J3: Ya. Angka "5" pada sufiks menegaskan bahwa modul ini siap untuk redundansi. Jika dipasang berpasangan pada papan terminal yang mendukung redundansi, sistem memastikan perpindahan tanpa hentakan jika terjadi kegagalan pada salah satu modul.
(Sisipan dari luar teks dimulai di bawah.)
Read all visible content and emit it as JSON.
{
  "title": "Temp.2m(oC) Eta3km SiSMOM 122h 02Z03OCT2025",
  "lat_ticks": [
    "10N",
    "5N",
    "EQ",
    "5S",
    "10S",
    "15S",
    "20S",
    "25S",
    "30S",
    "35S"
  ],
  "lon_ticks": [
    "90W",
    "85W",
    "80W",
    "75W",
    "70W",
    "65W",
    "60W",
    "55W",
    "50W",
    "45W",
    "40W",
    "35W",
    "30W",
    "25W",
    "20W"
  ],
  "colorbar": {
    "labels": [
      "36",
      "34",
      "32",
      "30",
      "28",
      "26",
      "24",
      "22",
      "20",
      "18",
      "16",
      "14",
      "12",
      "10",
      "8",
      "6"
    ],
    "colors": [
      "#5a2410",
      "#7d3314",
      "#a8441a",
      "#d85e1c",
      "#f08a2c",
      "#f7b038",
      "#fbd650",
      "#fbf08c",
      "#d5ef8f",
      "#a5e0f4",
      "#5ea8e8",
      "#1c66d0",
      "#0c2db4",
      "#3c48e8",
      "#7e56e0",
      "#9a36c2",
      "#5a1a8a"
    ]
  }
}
Panduan Rekayasa & Instalasi
-
Pelindung Loop Sinyal: Untuk mencegah gangguan EMI/RFI memengaruhi akurasi 0,1%, pastikan kabel sinyal berupa pasangan terpilin dengan pelindung menyeluruh. Pelindung harus ditanahkan hanya pada satu titik—biasanya pada bus tanah kabinet DCS—untuk menghindari loop tanah.
-
Pengencangan Terminal: Saat menggunakan terminal KS1 atau terminal penjepit tekanan, gunakan torsi 0,5 hingga 0,6 Nm. Pengencangan berlebihan dapat merusak pin header modul, sedangkan pengencangan yang kurang menyebabkan resistansi kontak yang mengacaukan pembacaan mA.
-
Validasi Redundansi: Setelah memasang pasangan redundan, verifikasi statusnya pada Peta Pemeliharaan HIS (Human Interface Station). Kedua modul harus menampilkan status "Normal", dengan satu ditetapkan sebagai "Aktif" dan yang lainnya sebagai "Siaga."
Keunggulan Rekayasa
AAI143-S50 dikenal karena stabilitas jangka panjang dan penyimpangan kalibrasi yang minimal, bahkan di lingkungan dengan getaran atau suhu tinggi. Siklus pembaruan data berkecepatan tinggi selama 10 ms membuatnya sesuai untuk loop kontrol yang bekerja cepat, seperti kontrol antipusaran pada kompresor. Selain itu, desainnya memungkinkan penggantian saat sistem tetap bertegangan, sehingga teknisi instrumen dapat mengganti modul yang rusak tanpa mengganggu kontrol proses berkelanjutan pada 15 kanal lainnya atau bagian lain dari node FIO.